A complex supply chain often relies on more than one group of people who manage and keep track of the movement of resources. Sometimes, these groups of people don’t necessarily trust each other, which raises the demand for external auditors. Smart contracts can work in such trust-less systems that require transparency.
What are the Benefits of Smart Contracts?
Wherever smart contracts are used, they help parties involved in transactions reduce costs and expedite transaction settlement, without the need of third parties such as lawyers, escrow agents, or notaries.
More importantly, smart contracts remove the possibility for human error when settling complicated transactions.
If the terms of a contractual agreement are not fully met, there is no possibility that communication errors or lack of due diligence will result in a smart contract executing by mistake. This, therefore, makes smart contracts arguably more secure than traditional contractual processes managed by real people.

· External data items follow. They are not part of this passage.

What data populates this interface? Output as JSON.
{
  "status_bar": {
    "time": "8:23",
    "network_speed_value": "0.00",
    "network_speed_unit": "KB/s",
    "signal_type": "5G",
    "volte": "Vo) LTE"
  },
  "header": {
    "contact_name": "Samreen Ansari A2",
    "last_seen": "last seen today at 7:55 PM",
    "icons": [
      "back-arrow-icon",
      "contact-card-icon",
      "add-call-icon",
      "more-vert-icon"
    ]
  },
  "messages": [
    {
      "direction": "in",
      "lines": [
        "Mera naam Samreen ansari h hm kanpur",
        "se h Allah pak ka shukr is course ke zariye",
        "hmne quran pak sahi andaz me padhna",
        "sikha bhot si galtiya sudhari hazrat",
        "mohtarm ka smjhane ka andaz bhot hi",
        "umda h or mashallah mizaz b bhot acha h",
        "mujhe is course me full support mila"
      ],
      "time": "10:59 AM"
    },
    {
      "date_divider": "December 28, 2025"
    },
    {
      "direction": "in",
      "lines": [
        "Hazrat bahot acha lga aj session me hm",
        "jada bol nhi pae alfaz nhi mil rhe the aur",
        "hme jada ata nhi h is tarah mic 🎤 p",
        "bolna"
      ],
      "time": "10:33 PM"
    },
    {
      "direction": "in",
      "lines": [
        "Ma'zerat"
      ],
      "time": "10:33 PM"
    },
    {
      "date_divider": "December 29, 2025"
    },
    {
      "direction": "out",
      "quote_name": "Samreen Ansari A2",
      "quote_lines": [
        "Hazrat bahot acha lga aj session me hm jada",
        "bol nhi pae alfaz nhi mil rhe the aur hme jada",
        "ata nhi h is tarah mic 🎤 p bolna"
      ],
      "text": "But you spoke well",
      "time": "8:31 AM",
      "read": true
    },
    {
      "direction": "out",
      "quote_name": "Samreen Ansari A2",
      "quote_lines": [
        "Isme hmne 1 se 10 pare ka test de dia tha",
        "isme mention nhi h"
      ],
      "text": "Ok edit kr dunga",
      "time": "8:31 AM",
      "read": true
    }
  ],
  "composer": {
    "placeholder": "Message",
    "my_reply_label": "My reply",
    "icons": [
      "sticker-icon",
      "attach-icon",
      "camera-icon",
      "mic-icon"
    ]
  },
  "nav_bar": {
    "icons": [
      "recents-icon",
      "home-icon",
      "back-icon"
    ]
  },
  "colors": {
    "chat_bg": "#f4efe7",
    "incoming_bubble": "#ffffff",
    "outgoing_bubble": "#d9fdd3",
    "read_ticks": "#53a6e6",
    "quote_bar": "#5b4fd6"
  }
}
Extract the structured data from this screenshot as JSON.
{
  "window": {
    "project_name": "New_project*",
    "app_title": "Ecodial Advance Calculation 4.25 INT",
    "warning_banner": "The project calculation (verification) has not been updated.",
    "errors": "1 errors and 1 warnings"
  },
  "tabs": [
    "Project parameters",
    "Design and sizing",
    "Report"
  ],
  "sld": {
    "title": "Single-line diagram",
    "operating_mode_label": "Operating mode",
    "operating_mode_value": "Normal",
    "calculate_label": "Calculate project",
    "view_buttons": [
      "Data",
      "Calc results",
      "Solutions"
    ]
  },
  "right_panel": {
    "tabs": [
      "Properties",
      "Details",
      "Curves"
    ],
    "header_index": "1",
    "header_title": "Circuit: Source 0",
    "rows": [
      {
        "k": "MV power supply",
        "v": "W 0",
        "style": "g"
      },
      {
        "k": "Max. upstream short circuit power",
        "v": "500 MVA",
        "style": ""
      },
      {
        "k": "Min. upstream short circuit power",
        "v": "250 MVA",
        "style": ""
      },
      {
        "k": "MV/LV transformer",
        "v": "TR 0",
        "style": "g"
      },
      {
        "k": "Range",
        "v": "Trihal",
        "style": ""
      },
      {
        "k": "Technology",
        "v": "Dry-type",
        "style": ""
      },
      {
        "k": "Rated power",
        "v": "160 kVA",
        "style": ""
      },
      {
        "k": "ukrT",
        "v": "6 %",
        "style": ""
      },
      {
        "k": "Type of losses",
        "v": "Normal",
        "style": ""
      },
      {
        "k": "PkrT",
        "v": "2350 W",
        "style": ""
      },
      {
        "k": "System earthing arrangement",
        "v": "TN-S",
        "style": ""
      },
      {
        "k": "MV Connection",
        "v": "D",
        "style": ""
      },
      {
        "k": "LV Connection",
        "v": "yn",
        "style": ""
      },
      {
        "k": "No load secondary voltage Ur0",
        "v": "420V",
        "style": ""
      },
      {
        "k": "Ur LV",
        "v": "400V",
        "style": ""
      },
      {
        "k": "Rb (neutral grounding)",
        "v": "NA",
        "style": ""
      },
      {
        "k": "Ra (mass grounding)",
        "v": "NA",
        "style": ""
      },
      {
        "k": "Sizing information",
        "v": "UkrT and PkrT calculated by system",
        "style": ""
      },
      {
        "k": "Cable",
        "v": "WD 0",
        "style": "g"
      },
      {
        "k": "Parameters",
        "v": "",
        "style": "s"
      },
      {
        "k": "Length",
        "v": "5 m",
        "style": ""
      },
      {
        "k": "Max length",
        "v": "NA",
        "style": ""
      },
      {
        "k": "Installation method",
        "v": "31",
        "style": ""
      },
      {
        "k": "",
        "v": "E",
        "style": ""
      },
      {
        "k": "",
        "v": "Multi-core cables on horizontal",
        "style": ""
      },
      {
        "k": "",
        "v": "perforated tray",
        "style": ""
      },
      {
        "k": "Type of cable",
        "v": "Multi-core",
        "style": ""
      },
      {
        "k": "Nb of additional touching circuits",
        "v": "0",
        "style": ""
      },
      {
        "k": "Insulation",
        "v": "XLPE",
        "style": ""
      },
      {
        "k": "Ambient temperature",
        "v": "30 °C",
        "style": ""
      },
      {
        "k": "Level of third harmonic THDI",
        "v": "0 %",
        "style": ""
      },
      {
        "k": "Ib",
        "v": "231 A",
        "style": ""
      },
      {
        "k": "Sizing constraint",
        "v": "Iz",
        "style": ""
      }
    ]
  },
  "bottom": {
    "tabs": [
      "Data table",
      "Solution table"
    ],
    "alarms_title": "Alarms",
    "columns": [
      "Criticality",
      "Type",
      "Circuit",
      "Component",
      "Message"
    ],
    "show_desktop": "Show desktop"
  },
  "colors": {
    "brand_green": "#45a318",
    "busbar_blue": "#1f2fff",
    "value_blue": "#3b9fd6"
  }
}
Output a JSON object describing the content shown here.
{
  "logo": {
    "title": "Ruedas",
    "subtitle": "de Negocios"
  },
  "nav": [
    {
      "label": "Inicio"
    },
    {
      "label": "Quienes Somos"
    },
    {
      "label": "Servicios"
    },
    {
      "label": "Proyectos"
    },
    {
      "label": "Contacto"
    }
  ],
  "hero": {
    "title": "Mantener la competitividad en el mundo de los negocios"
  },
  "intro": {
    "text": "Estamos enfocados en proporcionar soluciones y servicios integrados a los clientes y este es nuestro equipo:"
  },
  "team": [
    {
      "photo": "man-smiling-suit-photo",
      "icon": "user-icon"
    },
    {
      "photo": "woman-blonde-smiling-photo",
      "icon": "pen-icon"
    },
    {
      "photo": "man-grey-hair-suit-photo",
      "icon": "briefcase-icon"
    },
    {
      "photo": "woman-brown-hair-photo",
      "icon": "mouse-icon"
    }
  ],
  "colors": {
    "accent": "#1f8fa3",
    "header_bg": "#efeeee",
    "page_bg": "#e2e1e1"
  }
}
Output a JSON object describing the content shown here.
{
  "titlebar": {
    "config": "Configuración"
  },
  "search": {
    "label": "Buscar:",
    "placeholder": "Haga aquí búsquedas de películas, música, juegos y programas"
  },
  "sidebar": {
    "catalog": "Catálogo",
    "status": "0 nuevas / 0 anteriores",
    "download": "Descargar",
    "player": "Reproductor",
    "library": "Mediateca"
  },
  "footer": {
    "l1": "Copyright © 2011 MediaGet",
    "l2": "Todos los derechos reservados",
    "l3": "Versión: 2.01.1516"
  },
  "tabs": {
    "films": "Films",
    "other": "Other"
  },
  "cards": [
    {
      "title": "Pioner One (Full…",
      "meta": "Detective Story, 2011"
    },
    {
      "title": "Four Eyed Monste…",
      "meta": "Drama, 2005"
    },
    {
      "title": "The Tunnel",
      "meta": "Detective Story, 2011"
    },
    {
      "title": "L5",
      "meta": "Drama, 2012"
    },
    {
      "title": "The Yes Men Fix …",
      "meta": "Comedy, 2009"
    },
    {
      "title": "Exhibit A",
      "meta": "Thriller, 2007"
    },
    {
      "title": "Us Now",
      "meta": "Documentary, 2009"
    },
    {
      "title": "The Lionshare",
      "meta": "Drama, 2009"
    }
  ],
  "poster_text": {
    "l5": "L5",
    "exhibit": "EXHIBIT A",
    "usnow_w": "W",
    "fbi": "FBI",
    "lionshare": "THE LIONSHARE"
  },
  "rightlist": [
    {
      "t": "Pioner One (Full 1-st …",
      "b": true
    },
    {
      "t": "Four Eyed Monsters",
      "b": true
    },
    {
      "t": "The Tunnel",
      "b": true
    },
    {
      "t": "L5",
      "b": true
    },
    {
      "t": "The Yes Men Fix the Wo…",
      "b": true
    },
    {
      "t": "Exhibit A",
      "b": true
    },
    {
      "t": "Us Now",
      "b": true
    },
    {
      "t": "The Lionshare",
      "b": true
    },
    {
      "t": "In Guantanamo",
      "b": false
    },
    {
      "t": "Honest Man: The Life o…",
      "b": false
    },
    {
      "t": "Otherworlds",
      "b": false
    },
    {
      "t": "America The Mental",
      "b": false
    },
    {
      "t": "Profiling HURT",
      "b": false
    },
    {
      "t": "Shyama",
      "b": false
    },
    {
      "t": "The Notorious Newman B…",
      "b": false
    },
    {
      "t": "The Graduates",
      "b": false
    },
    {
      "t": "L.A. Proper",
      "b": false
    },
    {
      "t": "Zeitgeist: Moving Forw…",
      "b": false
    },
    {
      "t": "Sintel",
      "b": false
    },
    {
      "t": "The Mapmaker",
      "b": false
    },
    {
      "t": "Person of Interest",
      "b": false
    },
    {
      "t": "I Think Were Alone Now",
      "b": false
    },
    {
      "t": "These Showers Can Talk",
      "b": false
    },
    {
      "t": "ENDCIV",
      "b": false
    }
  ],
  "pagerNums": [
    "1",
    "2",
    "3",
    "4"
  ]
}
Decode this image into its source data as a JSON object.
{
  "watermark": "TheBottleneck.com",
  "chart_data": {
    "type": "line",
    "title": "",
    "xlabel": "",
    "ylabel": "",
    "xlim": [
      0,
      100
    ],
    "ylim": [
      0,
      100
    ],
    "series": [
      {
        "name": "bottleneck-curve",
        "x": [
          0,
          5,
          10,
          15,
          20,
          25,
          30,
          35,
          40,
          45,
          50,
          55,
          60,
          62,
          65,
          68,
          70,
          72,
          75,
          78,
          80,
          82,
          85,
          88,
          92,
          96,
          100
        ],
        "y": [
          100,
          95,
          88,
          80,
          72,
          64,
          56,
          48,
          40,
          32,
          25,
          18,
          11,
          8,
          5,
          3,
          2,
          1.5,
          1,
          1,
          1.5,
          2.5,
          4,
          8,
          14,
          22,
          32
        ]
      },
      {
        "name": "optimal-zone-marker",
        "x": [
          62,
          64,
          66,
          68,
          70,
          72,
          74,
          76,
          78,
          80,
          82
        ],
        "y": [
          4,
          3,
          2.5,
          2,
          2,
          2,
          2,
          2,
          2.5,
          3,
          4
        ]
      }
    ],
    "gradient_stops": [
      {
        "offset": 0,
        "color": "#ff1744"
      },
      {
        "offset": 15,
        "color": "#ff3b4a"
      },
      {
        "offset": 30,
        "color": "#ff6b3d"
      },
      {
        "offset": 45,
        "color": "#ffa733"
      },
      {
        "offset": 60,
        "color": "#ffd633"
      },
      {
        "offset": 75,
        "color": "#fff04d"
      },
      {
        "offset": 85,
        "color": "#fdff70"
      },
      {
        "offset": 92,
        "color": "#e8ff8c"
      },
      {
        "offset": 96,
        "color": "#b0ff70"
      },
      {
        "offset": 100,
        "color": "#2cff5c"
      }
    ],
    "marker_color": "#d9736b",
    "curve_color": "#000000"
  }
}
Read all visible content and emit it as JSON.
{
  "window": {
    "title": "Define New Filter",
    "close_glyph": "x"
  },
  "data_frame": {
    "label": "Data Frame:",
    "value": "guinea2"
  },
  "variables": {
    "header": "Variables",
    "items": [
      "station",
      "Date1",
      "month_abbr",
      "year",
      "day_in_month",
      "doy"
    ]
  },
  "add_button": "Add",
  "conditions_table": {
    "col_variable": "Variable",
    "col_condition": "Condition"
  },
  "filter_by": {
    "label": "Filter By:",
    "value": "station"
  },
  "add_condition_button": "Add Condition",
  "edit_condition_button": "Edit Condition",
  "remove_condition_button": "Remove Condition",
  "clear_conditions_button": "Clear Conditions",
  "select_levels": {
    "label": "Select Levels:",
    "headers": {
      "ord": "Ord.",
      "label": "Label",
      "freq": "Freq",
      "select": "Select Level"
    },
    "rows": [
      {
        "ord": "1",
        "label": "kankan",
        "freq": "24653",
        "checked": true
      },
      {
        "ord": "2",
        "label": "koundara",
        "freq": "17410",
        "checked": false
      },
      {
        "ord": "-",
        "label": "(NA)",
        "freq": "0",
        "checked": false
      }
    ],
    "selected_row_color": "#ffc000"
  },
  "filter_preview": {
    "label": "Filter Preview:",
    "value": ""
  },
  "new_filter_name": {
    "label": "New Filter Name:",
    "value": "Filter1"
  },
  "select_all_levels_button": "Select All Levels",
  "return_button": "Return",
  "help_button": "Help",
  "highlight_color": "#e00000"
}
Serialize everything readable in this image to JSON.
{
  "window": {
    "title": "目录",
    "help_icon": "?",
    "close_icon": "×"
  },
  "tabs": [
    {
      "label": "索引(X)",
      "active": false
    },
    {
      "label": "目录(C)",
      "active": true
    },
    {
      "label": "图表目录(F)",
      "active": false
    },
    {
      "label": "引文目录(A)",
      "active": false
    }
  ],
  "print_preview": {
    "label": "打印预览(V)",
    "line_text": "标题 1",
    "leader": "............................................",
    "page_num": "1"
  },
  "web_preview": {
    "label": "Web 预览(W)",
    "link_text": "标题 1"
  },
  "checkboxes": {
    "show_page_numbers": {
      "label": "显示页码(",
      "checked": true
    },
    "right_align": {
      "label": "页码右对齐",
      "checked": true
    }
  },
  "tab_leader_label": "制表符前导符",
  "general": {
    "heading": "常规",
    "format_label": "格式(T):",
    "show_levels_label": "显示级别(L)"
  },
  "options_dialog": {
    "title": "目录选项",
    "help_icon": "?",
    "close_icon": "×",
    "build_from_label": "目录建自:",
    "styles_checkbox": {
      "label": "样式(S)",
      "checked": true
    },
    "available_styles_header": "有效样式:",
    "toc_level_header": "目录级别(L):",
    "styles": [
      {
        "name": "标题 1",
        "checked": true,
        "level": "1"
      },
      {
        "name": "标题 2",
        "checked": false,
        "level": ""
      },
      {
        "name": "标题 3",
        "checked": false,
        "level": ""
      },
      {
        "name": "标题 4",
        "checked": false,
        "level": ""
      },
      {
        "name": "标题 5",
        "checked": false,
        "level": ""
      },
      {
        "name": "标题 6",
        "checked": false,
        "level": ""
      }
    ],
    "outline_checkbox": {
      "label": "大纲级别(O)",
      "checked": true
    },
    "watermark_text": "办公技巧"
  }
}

The Future of Smart Contracts
The effect of reducing costs by eliminating the middleman cannot be overstated. This implies that businesses can become more productive and efficient, if they move away from the traditional way of dealing with suppliers, customers, and third-party intermediaries.
Market Research Future quotes that the “smart contracts market” is expected to reach US $300 million by 2023 at the rate of 32% CAGR. This also means that decentralised networks and cryptocurrencies that support smart contracts for various industries will be invaluable to the world economy.